I 40 anni del Centro Relazioni Culturali

Rimini

RAVENNA. Quarant’anni, per una rassegna culturale, sembrano quasi una durata impossibile.

Eppure era il 1974 quando il Centro Relazioni Culturali di Ravenna – nato due anni prima – organizzò il primo di una serie di incontri letterari tutt’ora in corso e che proprio questa sera (ore 18) celebra alla Sala D’Attorre di Casa Melandri i quattro decenni di esistenza. Ospite d’onore Luca Goldoni, scrittore e prestigiosa firma del giornalismo italiano, che fu il terzo ospite del Centro nel 1975 e che da allora ha collezionato quattordici presenze, accompagnato da Roberto Casalini, Franco Gàbici, Giuseppe Rossi e da Ouidad Bakkali, assessora alla Cultura del Comune di Ravenna.

L’idea del Centro Relazioni Culturali nasce dalla precedente esperienza del Trebbo poetico, avviata nel 1956 da Walter Della Monica e Toni Comello, e sostenuta dai grandi poeti, tra cui Giuseppe Ungaretti, che all’epoca così parlava a proposito di questa iniziativa: «Sento che il trebbo farà miracoli per riportare gli uomini a non essere più tanto distratti dalla loro voce più profonda».

È lo stesso Walter Della Monica, tuttora organizzatore degli “Incontri letterari” di Casa Melandri, a ripercorrere qualche tappa di questi primi quarant’anni di attività.

8 aprile del 1974, una data che non dimenticherà.

«No di certo. Fu il primo incontro letterario in assoluto, quello con Carlo Sgorlon, che con Il trono di legno aveva vinto il premio Campiello nel 1973. Lo avevo conosciuto durante un trebbo poetico a Udine e quando lo invitammo si ricordò che quell’esperienza era stata molto positiva.
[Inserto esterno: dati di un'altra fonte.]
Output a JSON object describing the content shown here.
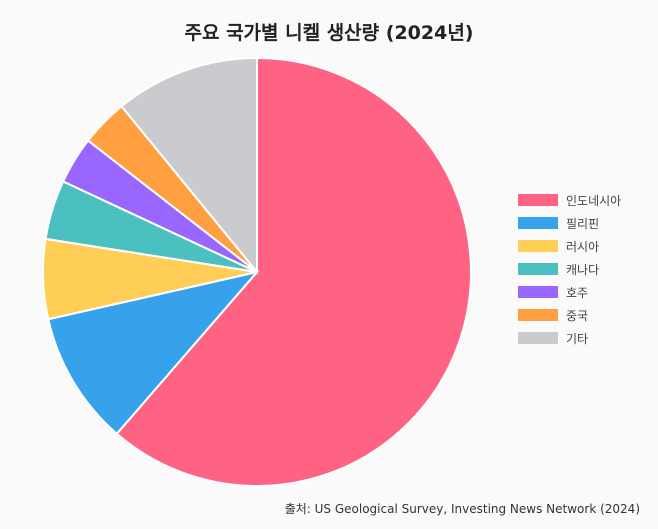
{
  "chart_data": {
    "type": "pie",
    "title": "주요 국가별 니켈 생산량 (2024년)",
    "categories": [
      "인도네시아",
      "필리핀",
      "러시아",
      "캐나다",
      "호주",
      "중국",
      "기타"
    ],
    "values": [
      60.2,
      9.9,
      5.9,
      4.4,
      3.5,
      3.5,
      10.7
    ],
    "colors": [
      "#ff6384",
      "#36a2eb",
      "#ffce56",
      "#4bc0c0",
      "#9966ff",
      "#ff9f40",
      "#c9cbcf"
    ],
    "legend_position": "right",
    "source": "출처: US Geological Survey, Investing News Network (2024)"
  }
}
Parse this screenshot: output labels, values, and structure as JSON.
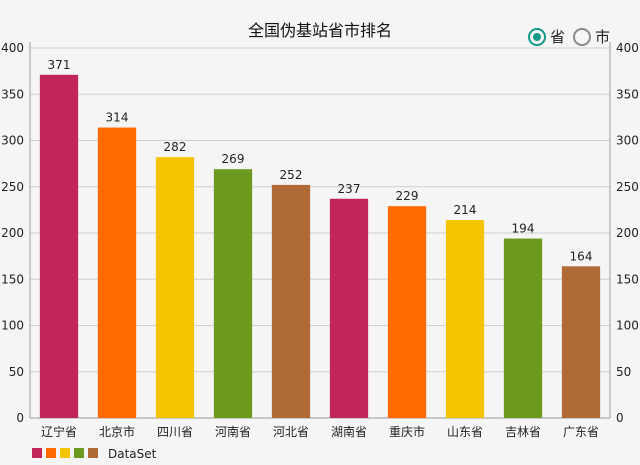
{
  "filter": {
    "options": [
      {
        "label": "省",
        "selected": true
      },
      {
        "label": "市",
        "selected": false
      }
    ],
    "accent_color": "#139a8a"
  },
  "chart_data": {
    "type": "bar",
    "title": "全国伪基站省市排名",
    "categories": [
      "辽宁省",
      "北京市",
      "四川省",
      "河南省",
      "河北省",
      "湖南省",
      "重庆市",
      "山东省",
      "吉林省",
      "广东省"
    ],
    "series": [
      {
        "name": "DataSet",
        "values": [
          371,
          314,
          282,
          269,
          252,
          237,
          229,
          214,
          194,
          164
        ]
      }
    ],
    "colors": [
      "#c2255c",
      "#ff6b00",
      "#f5c400",
      "#6b9a1f",
      "#b06a36",
      "#c2255c",
      "#ff6b00",
      "#f5c400",
      "#6b9a1f",
      "#b06a36"
    ],
    "legend_swatches": [
      "#c2255c",
      "#ff6b00",
      "#f5c400",
      "#6b9a1f",
      "#b06a36"
    ],
    "ylim": [
      0,
      400
    ],
    "yticks": [
      0,
      50,
      100,
      150,
      200,
      250,
      300,
      350,
      400
    ],
    "right_axis": true,
    "grid": true,
    "legend_position": "bottom-left"
  }
}
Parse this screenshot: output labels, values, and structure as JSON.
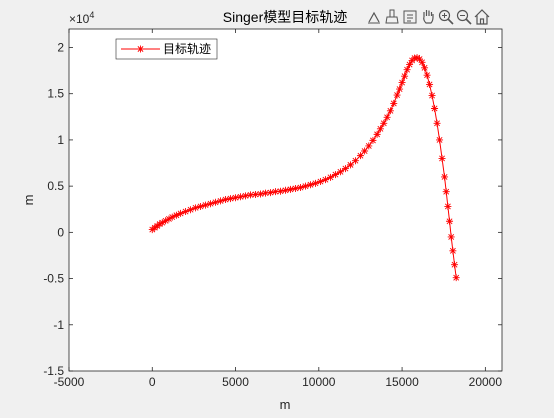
{
  "chart_data": {
    "type": "line",
    "title": "Singer模型目标轨迹",
    "xlabel": "m",
    "ylabel": "m",
    "xlim": [
      -5000,
      21000
    ],
    "ylim": [
      -15000,
      22000
    ],
    "xticks": [
      -5000,
      0,
      5000,
      10000,
      15000,
      20000
    ],
    "xtick_labels": [
      "-5000",
      "0",
      "5000",
      "10000",
      "15000",
      "20000"
    ],
    "yticks": [
      -15000,
      -10000,
      -5000,
      0,
      5000,
      10000,
      15000,
      20000
    ],
    "ytick_labels": [
      "-1.5",
      "-1",
      "-0.5",
      "0",
      "0.5",
      "1",
      "1.5",
      "2"
    ],
    "y_exponent_label": "×10",
    "y_exponent_power": "4",
    "grid": false,
    "legend_position": "top-left",
    "marker": "*",
    "series": [
      {
        "name": "目标轨迹",
        "color": "#ff0000",
        "x": [
          0,
          150,
          300,
          450,
          600,
          800,
          1000,
          1200,
          1450,
          1700,
          2000,
          2300,
          2600,
          2900,
          3200,
          3500,
          3800,
          4100,
          4400,
          4700,
          5000,
          5300,
          5600,
          5900,
          6200,
          6500,
          6800,
          7100,
          7400,
          7700,
          8000,
          8300,
          8600,
          8900,
          9200,
          9500,
          9800,
          10100,
          10400,
          10700,
          11000,
          11300,
          11600,
          11900,
          12200,
          12500,
          12750,
          13000,
          13250,
          13500,
          13700,
          13900,
          14100,
          14300,
          14500,
          14700,
          14850,
          15000,
          15150,
          15300,
          15450,
          15600,
          15750,
          15900,
          16050,
          16200,
          16350,
          16500,
          16650,
          16800,
          16950,
          17100,
          17250,
          17400,
          17550,
          17650,
          17750,
          17850,
          17950,
          18050,
          18150,
          18250
        ],
        "y": [
          300,
          500,
          700,
          900,
          1050,
          1250,
          1450,
          1650,
          1850,
          2050,
          2250,
          2450,
          2650,
          2800,
          2950,
          3100,
          3250,
          3400,
          3550,
          3650,
          3750,
          3850,
          3950,
          4050,
          4100,
          4150,
          4250,
          4300,
          4400,
          4450,
          4550,
          4650,
          4750,
          4850,
          5000,
          5150,
          5300,
          5500,
          5700,
          5950,
          6250,
          6550,
          6900,
          7300,
          7750,
          8300,
          8800,
          9350,
          9950,
          10600,
          11200,
          11800,
          12450,
          13150,
          13950,
          14850,
          15500,
          16200,
          16900,
          17600,
          18150,
          18600,
          18850,
          18900,
          18750,
          18400,
          17800,
          17000,
          16000,
          14800,
          13400,
          11800,
          10000,
          8000,
          6000,
          4400,
          2800,
          1200,
          -500,
          -2000,
          -3500,
          -4900
        ]
      }
    ]
  },
  "toolbar": {
    "icons": [
      "data-tips-icon",
      "brush-icon",
      "link-plot-icon",
      "pan-hand-icon",
      "zoom-in-icon",
      "zoom-out-icon",
      "home-icon"
    ]
  }
}
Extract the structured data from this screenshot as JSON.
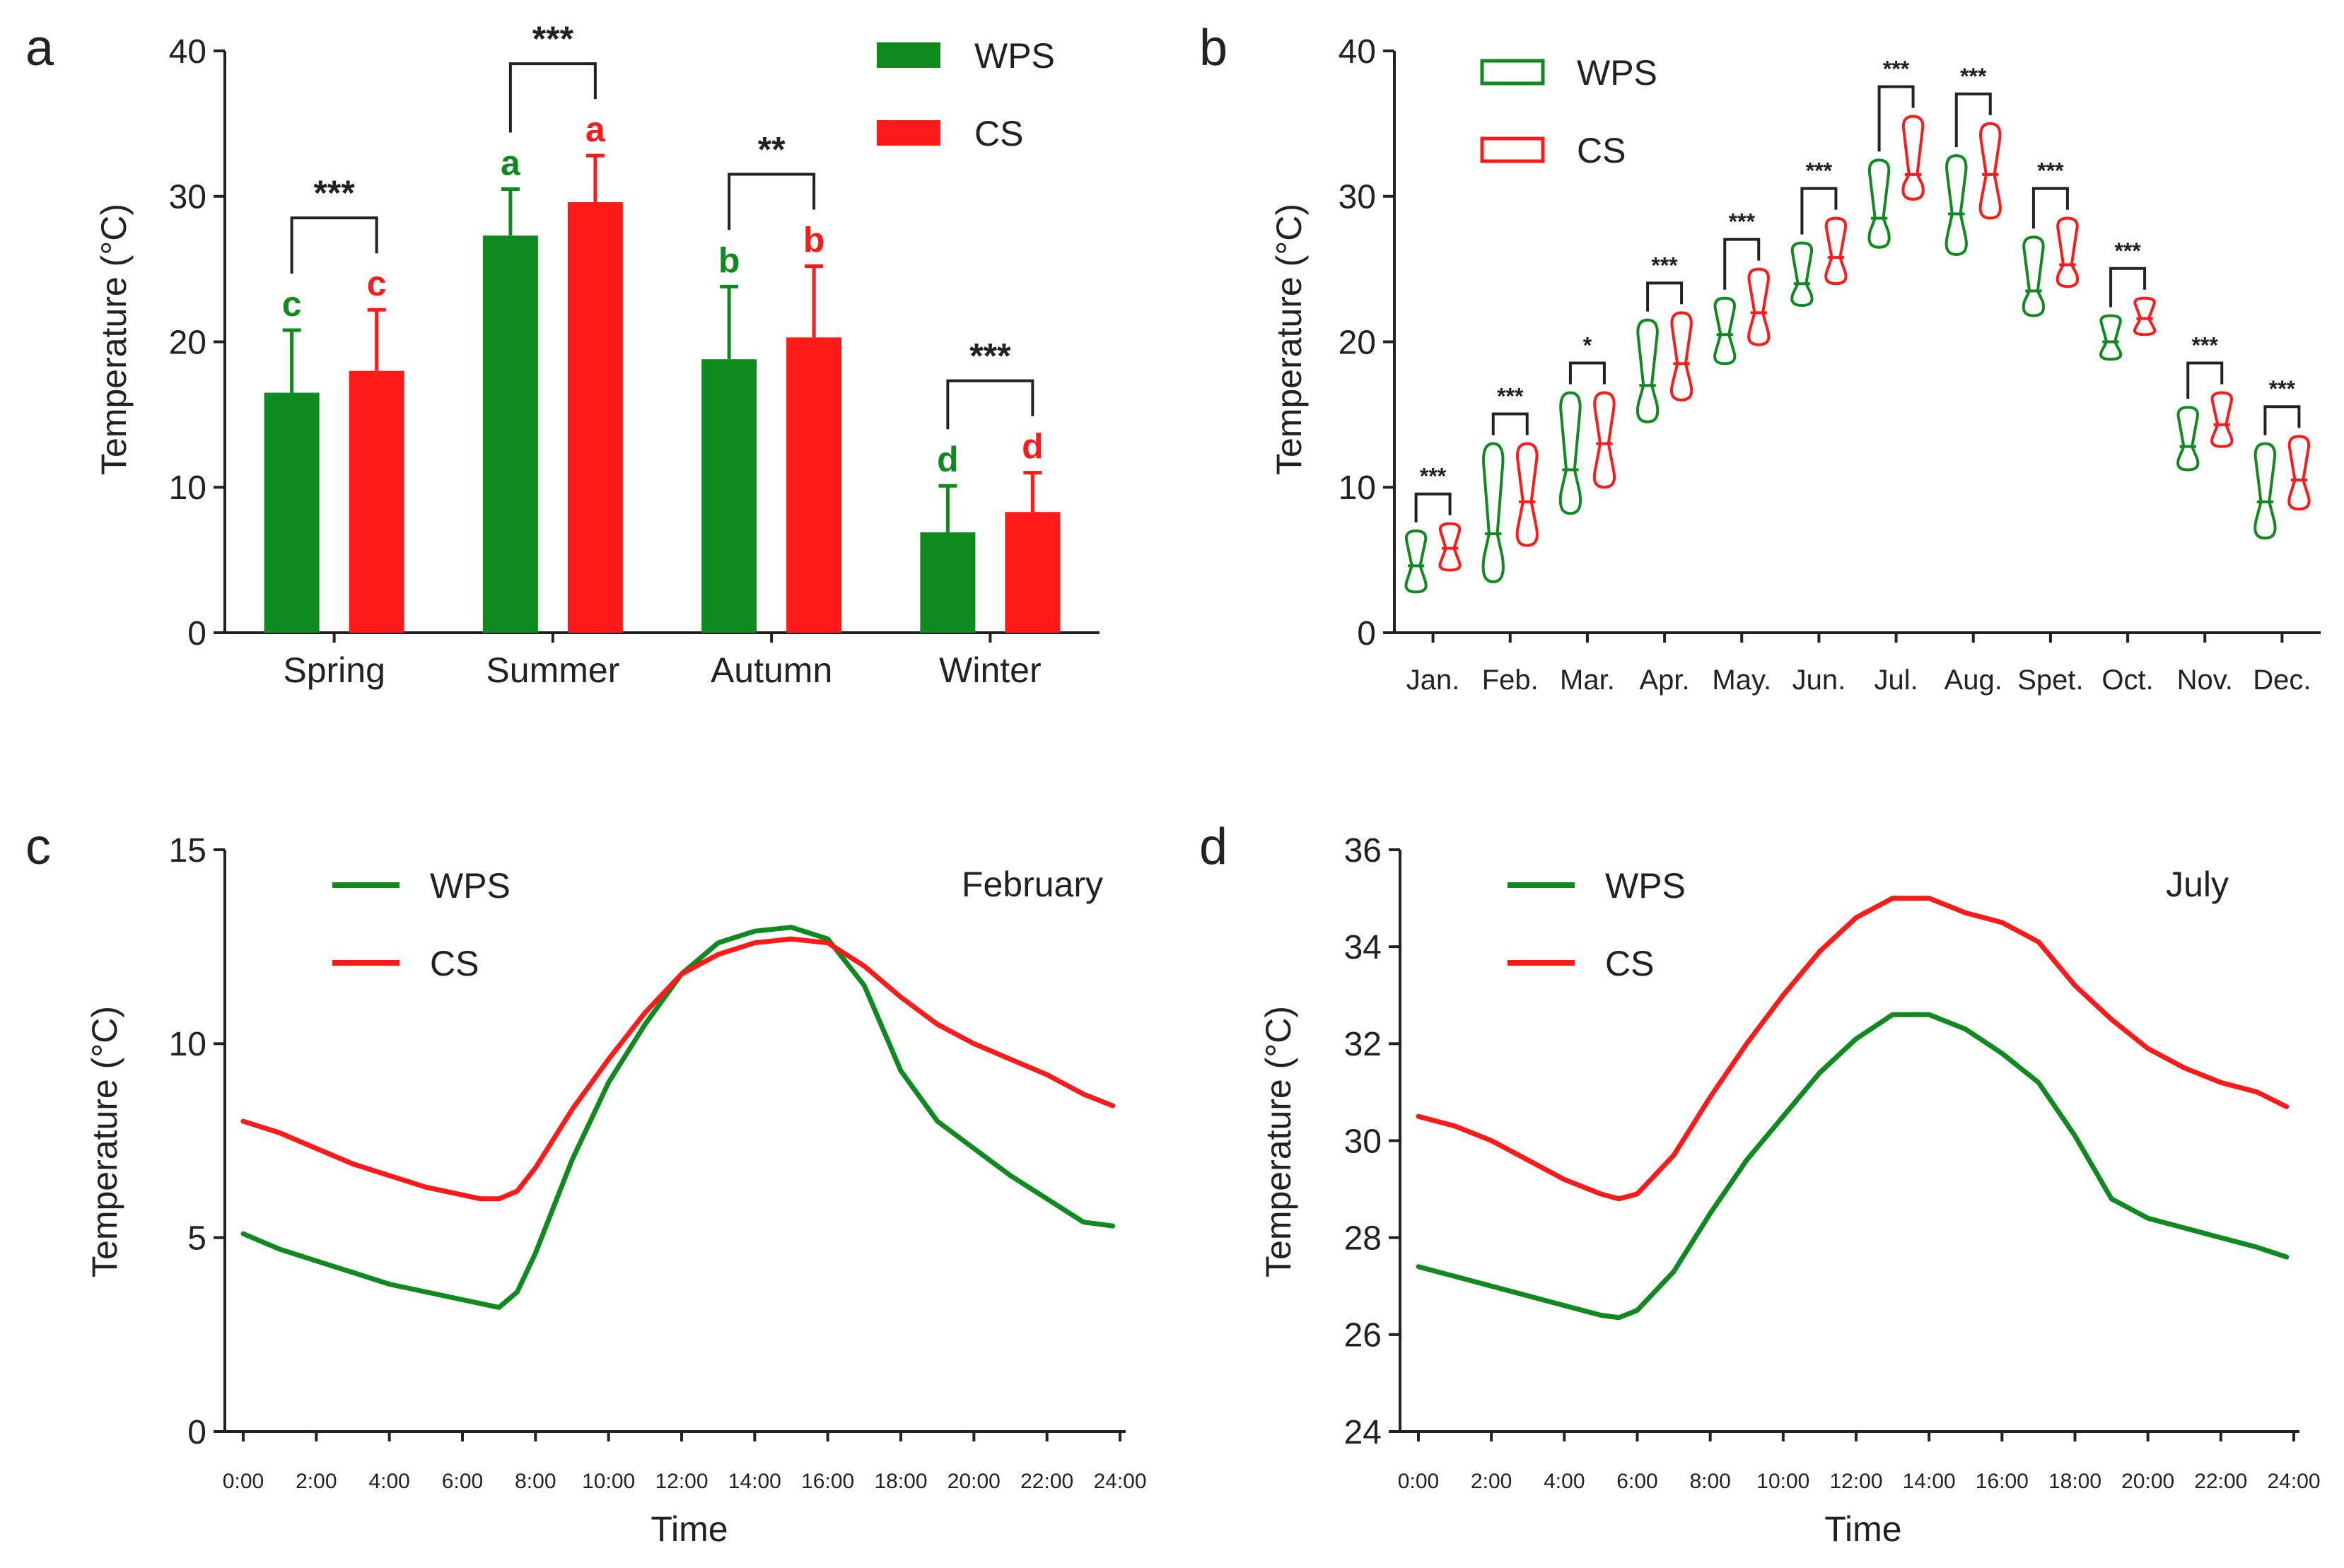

Poi, un mese dopo, venne Giuseppe Berto, l’autore del romanzo Il male oscuro, che era divenuto famosissimo. All’inizio questi incontri erano molto saltuari, tanto che il terzo ospite, Luca Goldoni, venne nel febbraio del 1975, per presentare il suo È successo qualcosa?. Tutto nacque insieme a Mario Lapucci, allora libraio e scrittore ma poi fondatore della casa editrice del Girasole, che è stato con noi fino al 1992, anno della sua scomparsa».

Come reagì il pubblico a queste proposte letterarie?

«In generale il nostro primo intento era quello di puntare sulla narrativa, ma poi ci siamo resi conto che questa non sembrava essere molto negli interessi del pubblico e allora ci siamo orientati sulla saggistica. E più che puntare sui nomi col tempo abbiamo preferito privilegiare gli argomenti, anche in ambito poetico. Con questa filosofia abbiamo impostato tutti i cicli d’incontri, che ora sono arrivati ben oltre i 1600, con cadenza settimanale, tutti i venerdì, ai quali si aggiungono gli speciali martedì, dedicati alle firme della Romagna».

Ricorda ospiti il cui nome è poi “esploso”?

«Direi proprio che ne sono passati tantissimi che poi hanno goduto di grande fama, basti pensare a Umberto Eco, Enzo Biagi, Fernanda Pivano, Franco Ferrarotti, Camilla Cederna, Piero Angela, Lidia Ravera, ma anche nomi già noti, come quelli di Gino Bartali, Margherita Hack o Tonino Guerra. Il prossimo novembre poi arriverà Dacia Maraini».

In quarant’anni com’è cambiato il pubblico?

«All’inizio la sala era quasi completamente composta da uomini, ora invece è l’esatto contrario. L’unica costante è la scarsa presenza di giovani, purtroppo. Per una decina d’anni siamo stati itineranti, sfruttando tutte le sale possibili di Ravenna, poi, a partire da metà anni Ottanta, ci è stata data la Sala D’Attorre di Casa Melandri».

Il Centro Relazioni Culturali è stato poi il primo in tutta Italia a proporre a Ravenna la lettura completa della Divina Commedia, e le quarantanove traduzioni di La Divina Commedia nel mondo.

«Sì, traduzioni che quest’anno diventeranno cinquantadue con la proposta delle versioni bengalese, croata e georgiana. È chiaro che in questa attività la ricerca va poco per volta esaurendosi, per forza di cose, ora ci stiamo orientando di più verso l’Asia. Certo, le traduzioni vengono quasi tutte fatte su una versione inglese o francese, ma il fatto che la Divina Commedia e Dante siano arrivati nelle università di così tanti Paesi non può che far piacere».